Soyut resme hemen bir anda, bir kararla başlamadım. Soyut resme geçiş için tüm plastik, akademik eğitimler sonucunda kazanılanların bir görme ve yaratma duygusuyla bir araya getirilip evrilmesini beklemem gerekti.
Kendi resim dönemlerim açısından baktığımda benim de bir klasik dönemim var. Akademi mezuniyetim sonrasında bu yönelim yaklaşık 10 yılımı aldı diyebilirim. Ama o 10 yılda yavaş yavaş geçişler yaparak -ki ben de nasıl geçtiğimi bilmiyorum; o göz sizi oralara kadar getiriyor ve bir bakış oluşturup oradan da süreç evriliyor- soyut ve somut karışımı bir yolda ilerliyorsunuz. Eserlerin mutlaka bir göndermesi de oluyor. Benim arayışımda soyut tavır sadece renk ve formların akademik kurallara göre düzenlenmesi değil. Kompozisyonun geri planında bir hikayeye, bir forma atıf yapan, figür gibi görünen ama figür olmayan, ev gibi görünen ama ev olmayan, ağaç gibi görünen ama ağaç olmayan çok şeyler dahil oluyor resminize.

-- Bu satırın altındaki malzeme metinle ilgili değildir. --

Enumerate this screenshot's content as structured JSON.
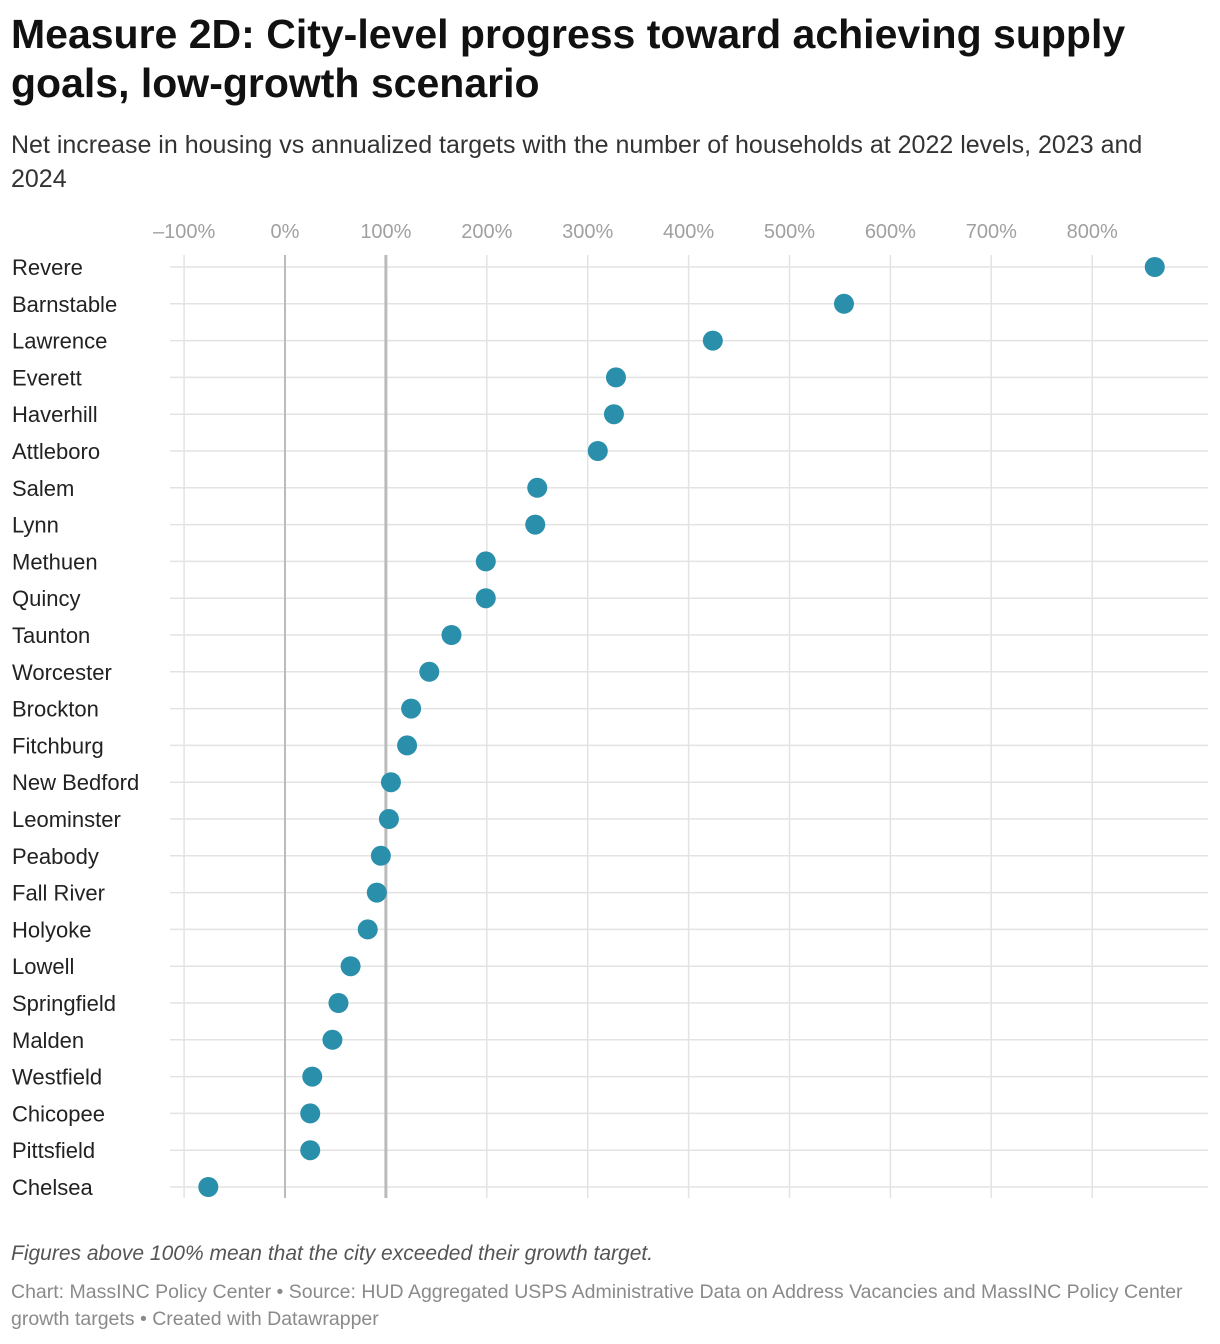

İnsanın ve evrenin varoluşuna dair felsefeyi resimleriniz aracılığıyla yapıyorsunuz. Soyut çalışmak bir ressam olarak size ucu bucağı olmayan bu konularda özgürlük sağlıyor mu?
Uzun süredir “İç Sesler”, “İç Manzaralar” gibi kavramlar üzerinden kendi iç dünyamın keşfine yolculuk yapıyorum. Aslında yaşam boyunca hepimiz bunu yapıyoruz. Ben bunu resmimle, pentürün aydınlattığı yol üzerinden yapıyorum. Bu başlıklarda, kendi dünyamızın karanlık ancak keşfetmemiz için bizi bekleyen dehlizlerini görmeye, anlamaya ve oradan kendimizi tanımaya yönelik bir yolculuk kastediyorum aslında.
Bu kavramlar üzerinden içimizde var olan cennete, huzura atıflar yapıyorum. Tanrı’nın içimizde yankılanan sesi ile resim diliyle bir ilişki kuruyorum. Bu kavramlar üzerinden, ilk günahtan önce de var olan evrenin ilahi düzenini, yaratılışı anlamaya, anlatmaya çalışıyorum.
Soyut resim ya da diğerlerinde başlarken bir taslağınız var mı? Akışa mı bırakıyorsunuz kendinizi?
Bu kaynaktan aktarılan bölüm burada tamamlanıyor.